The future of faith

faith

In today’s post-modern world, religion is slowly but surely losing its influence over humanity, and as this is happening I’m beginning to suspect that the true value of religious faith is being exposed. When I say this, I’m saying that, with new ways of thinking that make more sense than perspectives offered by organized religion, it is clear that many people don’t have a lot of reason to care about religion to begin with, especially as many people continue to equate all religion with the major organized religions, and the horrible atrocities they are now associated with.

I think that this pattern makes sense. In the dark ages, faith in the religious sense was incredibly strong, but it was due only to the fact that the Catholic Church had created an atmosphere where belief in and submission to God was paramount to survival. Anyone who deviated from the template was persecuted as a heretic. Many died going against the authority of the Church. In today’s world, faith in God is not something you have to have in order to survive. Therefore, many people are only cultural believers, in that they claim to follow Christian values because their afraid of going against the flow, since the Christian culture code still remains subtly dominant to this day.

This mentality is consistently exploited by social conservatives who trumpet the Christian faith, using Christian moral values as a control mechanism to enslave a society still struggling to move on from a frankly embarrassing era in human history. Personally, I think they themselves have a very weak sense of faith. After all, if they’re so desperate to get everyone to believe in their faith, what does it have to say about them? Or, there’s the far more likely scenario that the right-wing sermonizers don’t even believe their own words, and are simply using religion to make a fast buck. Sadly, those self-righteous shysters are all too common, and with them around, it’s little wonder that the idea of religious faith sounds unattractive in today’s world.

Speaking of proselytic shysters, am I the only one who finds it baffling that it’s always the conservatives who take up a religious stance in this world? Why is it that nearly every conservative will leap to the defence of religion when the subject is brought up? Given the consequences of binding oneself or an entire nation to a single religion, what would they have to gain from a staunchly religious stance? Perhaps many conservative politicians only look to religion as a lucrative source of both votes and money, further invoking the human cynicism towards religious faith in the modern world. It might also be possible that religion has become something associated with “the Man”, and in America, nothing exemplifies this more than the presence of the slogan “one nation under God”, which has been a right-wing byword since the 1950’s.

one nation under god

And then, you have the problem of disseminating faith to the next generation. A good reason why religion still survives is because it’s been passed down from generation to generation, but the problem here is that many only believe because they’ve been brought up to believe, and in the Western world, most kids are still brought up on the smoke and mirrors of conservative Christian social values. If given a choice, I think that most kids wouldn’t give a damn about God. I know for a fact that I didn’t until the brief time in which I went to church.

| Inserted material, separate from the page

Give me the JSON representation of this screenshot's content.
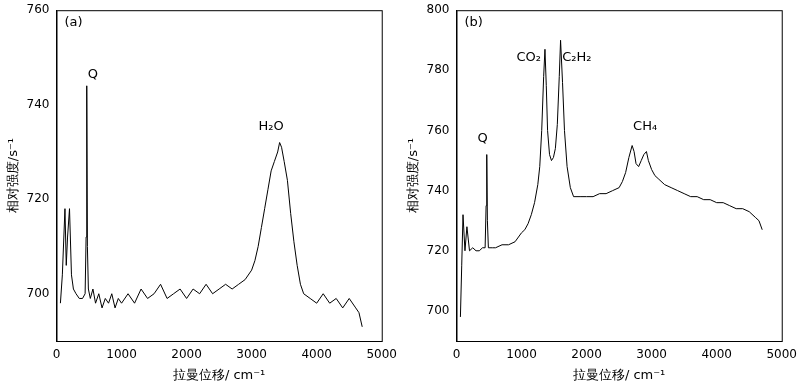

For me, the future of faith is a very bleak one, but that’s only because faith and religion are generally seen by the ignorant masses as one and the same. I think it might also have something to do with the fact that religion isn’t exactly relevant to most people’s lives. If people didn’t judge each other over what they believe, most people wouldn’t even bother cosying up to Christian values, and if religious values have to be kept alive through fear, judgmentalism and paranoid politics, then just how true is our faith in God?

Despite what I’ve said in this article, this doesn’t just apply to Christianity. In fact, it can be applied to any world religion, just that I feel Christianity, particularly Protestant Christianity, is the religion that typifies this trend more than any other, and that particular religion has set a very bad example for other world religions. If the idea of faith is to have any future, then I think we need to rethink the way we see it, and by that I mean we should stop seeing faith as a matter for the whole of society. Instead, I think faith should be a matter of the individual. After all, what we believe ultimately comes down to our feelings and choices. If we continue going with the flow of pernicious sermonizing under the guise of morality, then religion is only doomed to lose yet more meaning in the eyes of many, and when it does finally die, it will die a very undignified death.